En diciembre de 2009 le prometí a Charles Murray leer su obra sobre el proyecto Apolo --publicada veinte años atrás-- sobre la carrera hacia la luna emprendida por los Estados Unidos en la década de los sesenta. Nos confesó entonces, aquí en Madrid, que era el libro del que se sentía más orgulloso, aunque, desgraciadamente, tuvo escaso éxito comercial.
Tardé en cumplir mi promesa, pero lo hice. Y ha merecido la pena. Es un libro excelente, y también diferente, sobre ese fascinante episodio de la historia de la humanidad.
Los protagonistas de la narración desarrollada por Murray y su esposa no son los astronautas, sino quienes tuvieron que diseñar los dispositivos necesarios para que naves tripuladas por humanos llegasen a ese bello satélite que nos ilumina de noche. Leyendo es fácil imaginar la ardua tarea de convertir en algo comprensible la extraordinaria complejidad de lo que supuso construir esas máquinas.
Los ingenieros contratados por la NASA, así como las compañías que trabajaron para ella, hicieron un esfuerzo realmente titánico para que un humano pusiese su píe en la luna, antes de que pasase una década desde que JFK lanzase el reto a su país con un discurso que ya hemos presentado en este blog:
Hay muchos nombres propios en la obra, pero, salvo excepciones puntuales, corresponden a ingenieros. No es una lectura fácil, pero, créanme, resulta tremendamente estimulante. Se van desgranando las fases cubiertas hasta llegar al Apolo en sentido estricto, desde el embrión de la NASA (formado por un puñado de ingenieros de Langley) hasta el momento en el que los políticos ---y el mundo-- pierden su interés por los viajes espaciales.
El primer 'Space Task Group' tuvo que enfrentarse a algo completamente desconocido. Se adoptaron, literalmente, miles de decisiones novedosas para alcanzar la meta, para llegar a la luna, y regresar a salvo a la tierra. Tras el famoso episodio del ruso Yuri Gagarin, los Estados Unidos tenían tres opciones: abandonar la carrera espacial, mantenerse en un segundo plano, o hacer algo dramático. Optaron por lo último.
Y para dramatizar con éxito se aferraron a eso de que lo mejor es enemigo de lo bueno, de mantener las cosas tan simples como fuese posible, de hacer responsable a la gente de ser lista y cuidadosa, de que si no se sabe qué hacer es mejor no hacer nada, de que es sabio reconocer la propia ignorancia, de ser disciplinado, profesional y de no improvisar, de no eliminar una posibilidad hasta que sea estrictamente necesario, y de esforzarse no para medrar personalmente, sino para sacar lo mejor de cada uno.

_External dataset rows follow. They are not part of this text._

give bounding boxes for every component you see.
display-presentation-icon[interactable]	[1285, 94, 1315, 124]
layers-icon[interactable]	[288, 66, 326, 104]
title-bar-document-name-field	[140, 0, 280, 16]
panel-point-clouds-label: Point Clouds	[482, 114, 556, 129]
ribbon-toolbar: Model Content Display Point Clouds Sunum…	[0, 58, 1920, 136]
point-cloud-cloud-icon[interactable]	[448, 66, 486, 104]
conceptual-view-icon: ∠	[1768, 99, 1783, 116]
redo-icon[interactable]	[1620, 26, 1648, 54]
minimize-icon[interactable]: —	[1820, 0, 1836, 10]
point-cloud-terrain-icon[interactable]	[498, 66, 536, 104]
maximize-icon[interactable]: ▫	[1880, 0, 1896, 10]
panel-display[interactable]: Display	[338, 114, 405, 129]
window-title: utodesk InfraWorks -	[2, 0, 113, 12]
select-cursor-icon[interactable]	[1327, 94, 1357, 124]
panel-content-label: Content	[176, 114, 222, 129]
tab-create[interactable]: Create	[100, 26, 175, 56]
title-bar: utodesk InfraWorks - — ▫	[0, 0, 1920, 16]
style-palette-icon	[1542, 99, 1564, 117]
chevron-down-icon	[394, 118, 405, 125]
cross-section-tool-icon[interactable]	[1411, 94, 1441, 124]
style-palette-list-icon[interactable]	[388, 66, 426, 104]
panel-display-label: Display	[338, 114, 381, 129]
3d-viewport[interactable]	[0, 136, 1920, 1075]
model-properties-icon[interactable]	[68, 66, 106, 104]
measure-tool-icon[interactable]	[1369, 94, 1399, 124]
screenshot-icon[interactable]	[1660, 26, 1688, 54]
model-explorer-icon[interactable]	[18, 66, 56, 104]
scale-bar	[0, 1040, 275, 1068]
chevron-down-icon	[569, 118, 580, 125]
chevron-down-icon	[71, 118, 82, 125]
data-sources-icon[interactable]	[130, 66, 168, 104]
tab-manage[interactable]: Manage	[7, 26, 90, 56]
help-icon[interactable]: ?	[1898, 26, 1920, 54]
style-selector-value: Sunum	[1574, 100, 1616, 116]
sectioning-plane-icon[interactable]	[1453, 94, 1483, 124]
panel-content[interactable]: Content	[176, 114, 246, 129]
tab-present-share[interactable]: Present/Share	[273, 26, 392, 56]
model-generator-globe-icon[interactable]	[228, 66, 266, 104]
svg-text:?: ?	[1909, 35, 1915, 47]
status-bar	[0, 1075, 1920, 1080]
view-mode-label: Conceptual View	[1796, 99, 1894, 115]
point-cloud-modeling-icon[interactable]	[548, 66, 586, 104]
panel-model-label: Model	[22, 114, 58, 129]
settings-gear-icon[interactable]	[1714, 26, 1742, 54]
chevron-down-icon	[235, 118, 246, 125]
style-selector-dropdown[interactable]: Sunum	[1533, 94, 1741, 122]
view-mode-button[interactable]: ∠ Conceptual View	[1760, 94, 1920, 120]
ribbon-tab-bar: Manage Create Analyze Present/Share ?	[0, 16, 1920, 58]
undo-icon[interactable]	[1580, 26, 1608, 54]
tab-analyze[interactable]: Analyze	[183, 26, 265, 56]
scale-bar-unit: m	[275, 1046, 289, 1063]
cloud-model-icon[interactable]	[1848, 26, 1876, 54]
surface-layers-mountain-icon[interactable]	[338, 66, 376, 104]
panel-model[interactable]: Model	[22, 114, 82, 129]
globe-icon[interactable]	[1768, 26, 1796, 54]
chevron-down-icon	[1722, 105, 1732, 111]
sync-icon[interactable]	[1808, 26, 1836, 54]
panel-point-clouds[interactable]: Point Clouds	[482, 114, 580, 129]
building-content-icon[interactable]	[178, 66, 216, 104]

Este es un breve listado de los nombres destacados por los autores a lo largo de su obra: Chris Kraft, George Low, Don Arabian, Bill Tindall, Emil Schiesser, Jim Webb, Joe Shea, George Mueller, Robert Gilruth, Rocco Petrone, Kurt Debus, Scott Simpkinson, Max Faget, Wernher von Braun, Walt Williams, John Hodge, John Aaron, Sam Phillips, George Hage, Deke Slayton y Jack Garman.
Reconozco que Don Arabian es mi favorito. Tenía una fe casi ciega en las máquinas porque se limitaban a obedecer las leyes de la física y le disgustaba confiar en la conducta humana: "el cerebro es increíble, puede percibir cosas, crearlas, y todo eso. Pero es el dispositivo menos fiable y predecible que existe". Le daba pánico la tendencia de ese órgano a rechazar la evidencia que le permitiese llegar a una conclusión conveniente. Su perspectiva resultó esencial en varios momentos cruciales.
Las miles de personas envueltas en el proyecto Apolo, estuvieron tan absorbidas por su trabajo que, en la práctica, apenas se enteraron de Vietnam, de las elecciones presidenciales, de la guerra contra la pobreza, del LSD, o de los Beatles.
El último Apolo (17) despegó de Cabo Cañaveral en diciembre de 1972: "no importa lo que pase con el programa espacial en el futuro, nunca volverá a ser igual" declaró Petrone al ver entrar en la atmósfera terrestre la nave. "habrá muchos peregrinos, pero sólo hubo un Cristóbal".